Gimnastyka Artystyczna – warszawsko-krakowski duet złożony z rapera Syzyfa HGW (w tej roli Legendarny Afrojax) i producenta Dicky Bushmana (Ignacy Matuszewski, wcześniej m.in. Romantic Fellas). Mówią o sobie, że „razem tworzą hybrydę szaleństwa i doświadczenia, brutalności i kompetencji, poezji i matematyki”.
Karolina Błońska – swoją muzyczną przygodę zaczęła kompozycją „Zatory”. To wrażliwa artystka z intrygującą barwą głosu, której potencjał może szybko eksplodować.
Kadabra Dyskety Kusaje – polsko-ukraiński duet łączy w swojej muzyce nie tylko bagaż doświadczeń i inspiracji wypływających z kultur obu krajów. Brzmienie Kadabra Dyskety Kusaje zaskakuje przede wszystkim świeżą odsłoną eksperymentalnej, rozmarzonej elektroniki i nieszablonowym podejściem do songwritingu. Znakomity album „Słowa” to podróż do nierealnej niespodzianek krainy nieprzewidywalności.

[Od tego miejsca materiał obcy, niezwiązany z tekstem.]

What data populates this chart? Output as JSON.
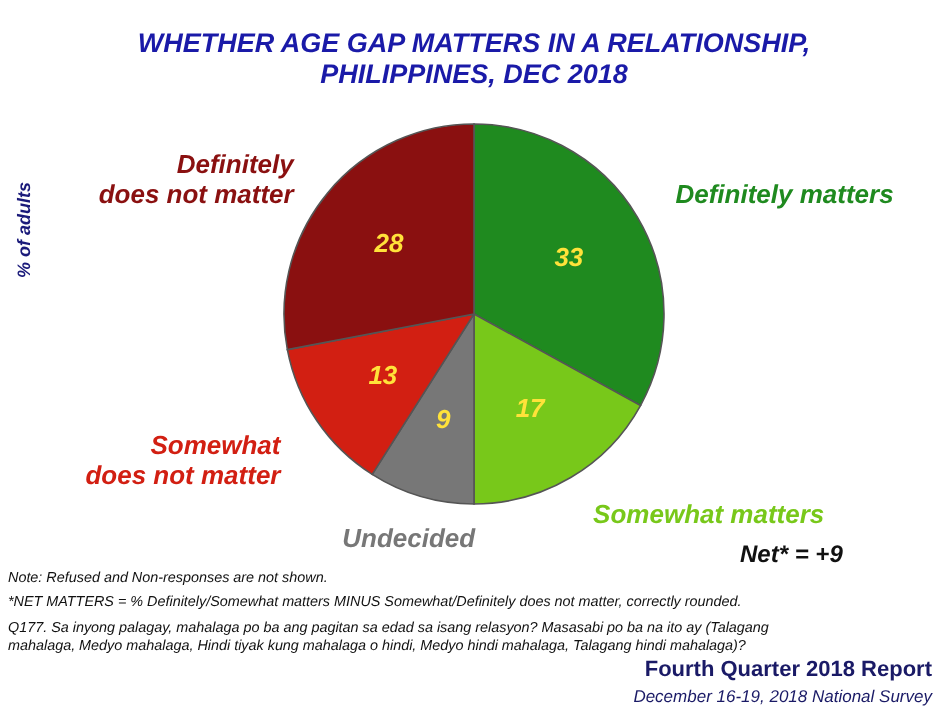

Kinny Zimmer – jego utwór „Jadę nocą na Mazurach” z miejsca zdobył sporą popularność, a Zimmera okrzyknięto objawieniem rodzimej sceny hip-hopowej. I nic dziwnego, bo pokazał świeże i intrygujące podejście do gatunku.

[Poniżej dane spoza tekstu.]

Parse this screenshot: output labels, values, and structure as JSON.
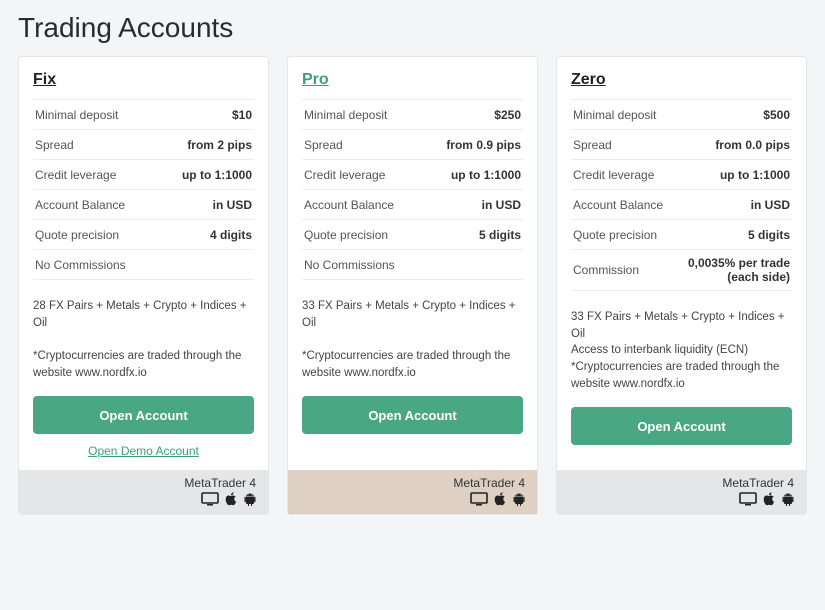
{
  "page": {
    "title": "Trading Accounts"
  },
  "colors": {
    "accent": "#4aa783",
    "link": "#3b9f77",
    "background": "#f4f5f7",
    "card_bg": "#ffffff",
    "footer_grey": "#e5e6e8",
    "footer_tan": "#ded0c3"
  },
  "labels": {
    "open_account": "Open Account",
    "open_demo": "Open Demo Account",
    "platform": "MetaTrader 4"
  },
  "spec_labels": {
    "minimal_deposit": "Minimal deposit",
    "spread": "Spread",
    "credit_leverage": "Credit leverage",
    "account_balance": "Account Balance",
    "quote_precision": "Quote precision",
    "no_commission": "No Commissions",
    "commission": "Commission"
  },
  "accounts": {
    "fix": {
      "title": "Fix",
      "minimal_deposit": "$10",
      "spread": "from 2 pips",
      "credit_leverage": "up to 1:1000",
      "account_balance": "in USD",
      "quote_precision": "4 digits",
      "desc": "28 FX Pairs + Metals + Crypto + Indices + Oil\n\n*Cryptocurrencies are traded through the website www.nordfx.io",
      "has_demo": true,
      "footer_style": "grey"
    },
    "pro": {
      "title": "Pro",
      "minimal_deposit": "$250",
      "spread": "from 0.9 pips",
      "credit_leverage": "up to 1:1000",
      "account_balance": "in USD",
      "quote_precision": "5 digits",
      "desc": "33 FX Pairs + Metals + Crypto + Indices + Oil\n\n*Cryptocurrencies are traded through the website www.nordfx.io",
      "has_demo": false,
      "footer_style": "tan"
    },
    "zero": {
      "title": "Zero",
      "minimal_deposit": "$500",
      "spread": "from 0.0 pips",
      "credit_leverage": "up to 1:1000",
      "account_balance": "in USD",
      "quote_precision": "5 digits",
      "commission": "0,0035% per trade (each side)",
      "desc": "33 FX Pairs + Metals + Crypto + Indices + Oil\nAccess to interbank liquidity (ECN)\n*Cryptocurrencies are traded through the website www.nordfx.io",
      "has_demo": false,
      "footer_style": "grey"
    }
  }
}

Kisu Min – zdominowany przez kobiety kwartet, który oscyluje wokół spadku po muzyce rockowej ostatnich dekad XX wieku, gdzie serpentynom gitarowych riffów towarzyszą nieznośnie chwytliwe melodie. Wymieniane przez zespół inspiracje Roxette czy The Cure wybrzmiewają subtelnie i nie stanowią próby kalkomanii estetyki sprzed lat. Zamiast tego, muzyka Kisu Min zbudowana jest na autorskiej wizji, stylistycznie absolutnie wyjątkowej wobec współcześnie dominujących trendów.
Lor – nagrywają razem od kilku ładnych lat, a debiutancki album wydały w 2019 roku. „Lowlight” okazał się dopracowanym i dojrzałym materiałem, gdzie akustyczny folk łączy się z alternatywnym popem. Od tamtej premiery zespół nagrał kolejny album, zwiedził z nim wiele scen, nie tylko w kraju, a niedawno wydał nowy singiel.

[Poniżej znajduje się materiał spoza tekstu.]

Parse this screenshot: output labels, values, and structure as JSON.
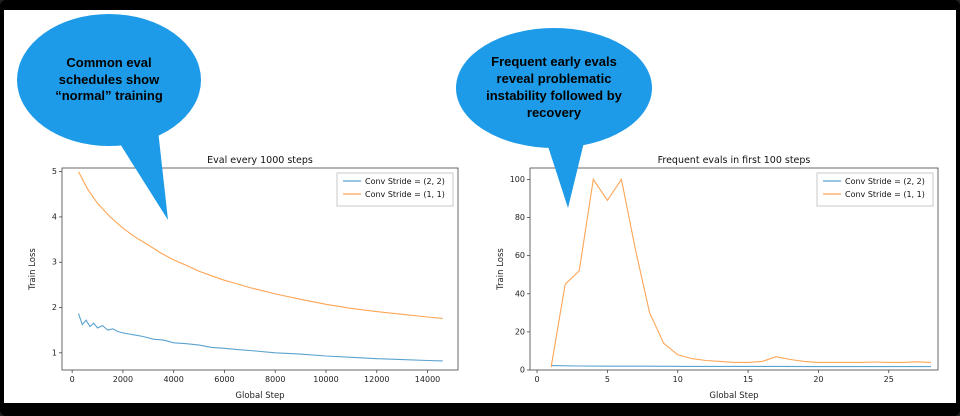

Maja Laura Jaryczewska – tworzy muzykę tak delikatną, że aż kruchą, lecz jednocześnie przemyca w niej potężny ładunek emocji. Wokalistka, pianistka i kompozytorka. Zamiast tanich sztuczek, mamy tu do czynienia z niebywale świadomym i spójnym brzmieniem, które pomimo subtelnego anturażu, potrafi chwycić za serce.
MAS – w jej muzyce odbijają się refleksy najmocniejszych trendów we współczesnym popie, które zostały przefiltrowane przez własną wrażliwość i doświadczenia. Utalentowana wokalistka i autorka tekstów z nieznośną łatwością tworzy piosenki, które aż proszą się o zapętlenie na antenie najpopularniejszych radiostacji. Uniwersalne treści ubrane w niebywale chwytliwe melodie to znak rozpoznawczy artystki.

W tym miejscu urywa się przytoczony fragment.